Lord Hall, the BBC’s new director-general, has been a key figure in promoting the arts during a decade which has seen British culture prosper
He was brought in as chief executive of the Royal Opera House in 2001, when the house was having trouble balancing its books and over-reliant on public subsidy. He made it his mission to reduce that reliance by raising more money from the private sector, while at the same time refreshing the house’s conservative audience by attracting more young people.
His success in performing that balancing act has been the presiding symbol of a British cultural scene that has become livelier and more accessible than many international rivals in the past 10 years.
The value of individual donations to the house has increased from £6.7m in 2001 to more than £20m, while the proportion of its income from Arts Council England has fallen from 40 to 25 per cent. Meanwhile initiatives such as the annual “Deloitte Ignite” mini-festivals, featuring collaborations with contemporary artists, have proved successful in changing the house’s audience profile.
Simon Robey, chairman of the board of trustees at the ROH, said he could think of “nobody better able to bring stability back to the BBC”, adding: “The ROH he will leave in March is very different to the one he took over in 2001. Our artistic standards and reputation have never been higher and are unsurpassed around the world.”
Lord Hall has led the ROH’s drive to digitalise its content, by showing its work in cinemas all over Britain and the rest of the world.
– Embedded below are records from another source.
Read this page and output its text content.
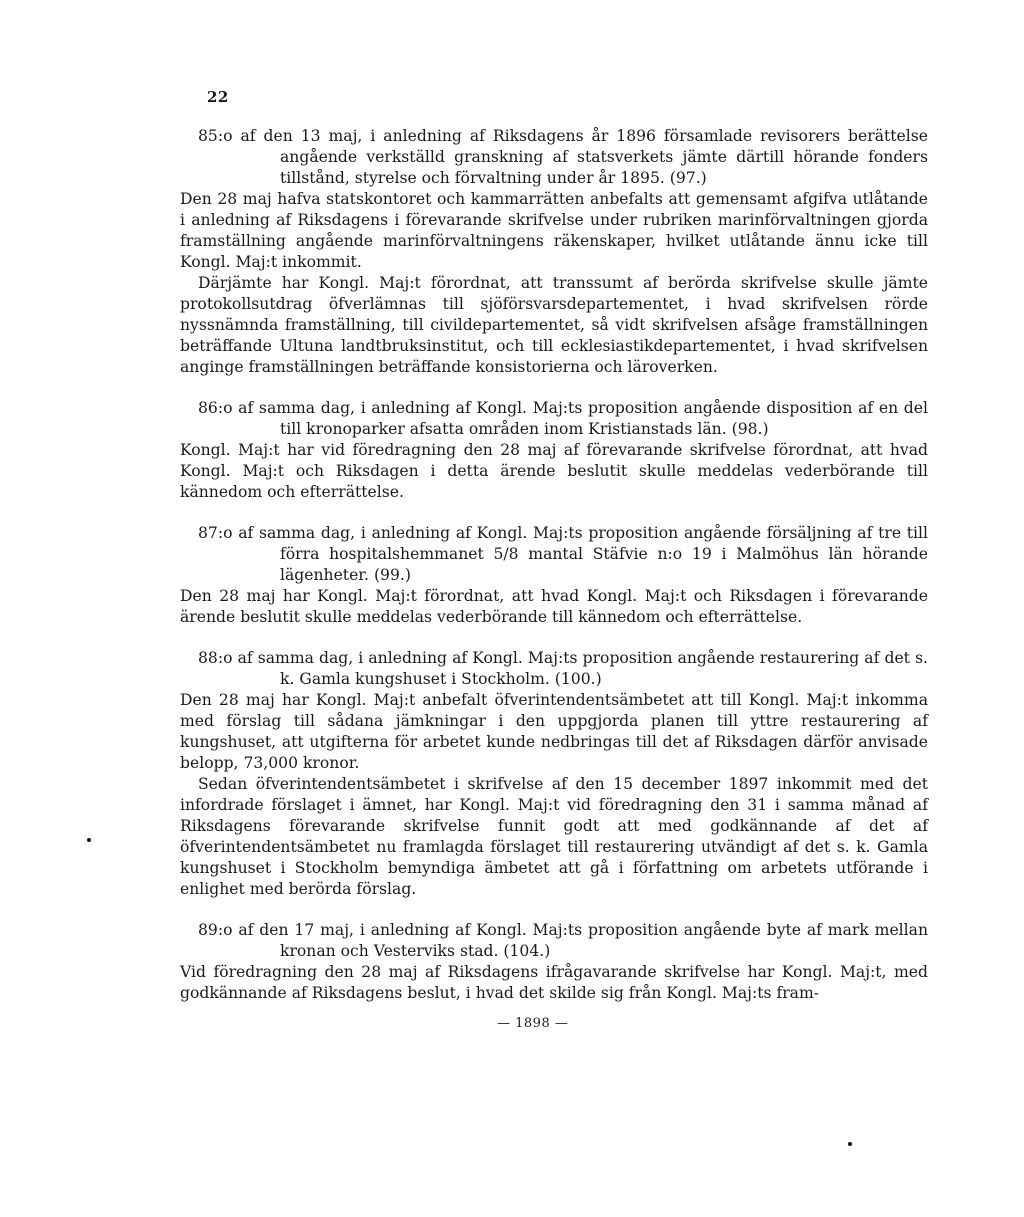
22

85:o af den 13 maj, i anledning af Riksdagens år 1896 församlade revisorers berättelse angående verkställd granskning af statsverkets jämte därtill hörande fonders tillstånd, styrelse och förvaltning under år 1895. (97.)

Den 28 maj hafva statskontoret och kammarrätten anbefalts att gemensamt afgifva utlåtande i anledning af Riksdagens i förevarande skrifvelse under rubriken marinförvaltningen gjorda framställning angående marinförvaltningens räkenskaper, hvilket utlåtande ännu icke till Kongl. Maj:t inkommit.

Därjämte har Kongl. Maj:t förordnat, att transsumt af berörda skrifvelse skulle jämte protokollsutdrag öfverlämnas till sjöförsvarsdepartementet, i hvad skrifvelsen rörde nyssnämnda framställning, till civildepartementet, så vidt skrifvelsen afsåge framställningen beträffande Ultuna landtbruksinstitut, och till ecklesiastikdepartementet, i hvad skrifvelsen anginge framställningen beträffande konsistorierna och läroverken.

86:o af samma dag, i anledning af Kongl. Maj:ts proposition angående disposition af en del till kronoparker afsatta områden inom Kristianstads län. (98.)

Kongl. Maj:t har vid föredragning den 28 maj af förevarande skrifvelse förordnat, att hvad Kongl. Maj:t och Riksdagen i detta ärende beslutit skulle meddelas vederbörande till kännedom och efterrättelse.

87:o af samma dag, i anledning af Kongl. Maj:ts proposition angående försäljning af tre till förra hospitalshemmanet 5/8 mantal Stäfvie n:o 19 i Malmöhus län hörande lägenheter. (99.)

Den 28 maj har Kongl. Maj:t förordnat, att hvad Kongl. Maj:t och Riksdagen i förevarande ärende beslutit skulle meddelas vederbörande till kännedom och efterrättelse.

88:o af samma dag, i anledning af Kongl. Maj:ts proposition angående restaurering af det s. k. Gamla kungshuset i Stockholm. (100.)

Den 28 maj har Kongl. Maj:t anbefalt öfverintendentsämbetet att till Kongl. Maj:t inkomma med förslag till sådana jämkningar i den uppgjorda planen till yttre restaurering af kungshuset, att utgifterna för arbetet kunde nedbringas till det af Riksdagen därför anvisade belopp, 73,000 kronor.

Sedan öfverintendentsämbetet i skrifvelse af den 15 december 1897 inkommit med det infordrade förslaget i ämnet, har Kongl. Maj:t vid föredragning den 31 i samma månad af Riksdagens förevarande skrifvelse funnit godt att med godkännande af det af öfverintendentsämbetet nu framlagda förslaget till restaurering utvändigt af det s. k. Gamla kungshuset i Stockholm bemyndiga ämbetet att gå i författning om arbetets utförande i enlighet med berörda förslag.

89:o af den 17 maj, i anledning af Kongl. Maj:ts proposition angående byte af mark mellan kronan och Vesterviks stad. (104.)

Vid föredragning den 28 maj af Riksdagens ifrågavarande skrifvelse har Kongl. Maj:t, med godkännande af Riksdagens beslut, i hvad det skilde sig från Kongl. Maj:ts fram-

— 1898 —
The house also bought Opus Arte, the leading classical music and dance DVD company, for £5.7m in 2007, becoming the first opera house to acquire its own DVD production and distribution company.
In 2009, Lord Hall was appointed chairman of the Cultural Olympiad, which had been criticised for failing to capture the public imagination. Ruth Mackenzie, festival director, said his impact was instant. She said he was “passionate about public service and creativity within public broadcasting. This is brilliant news for the BBC”.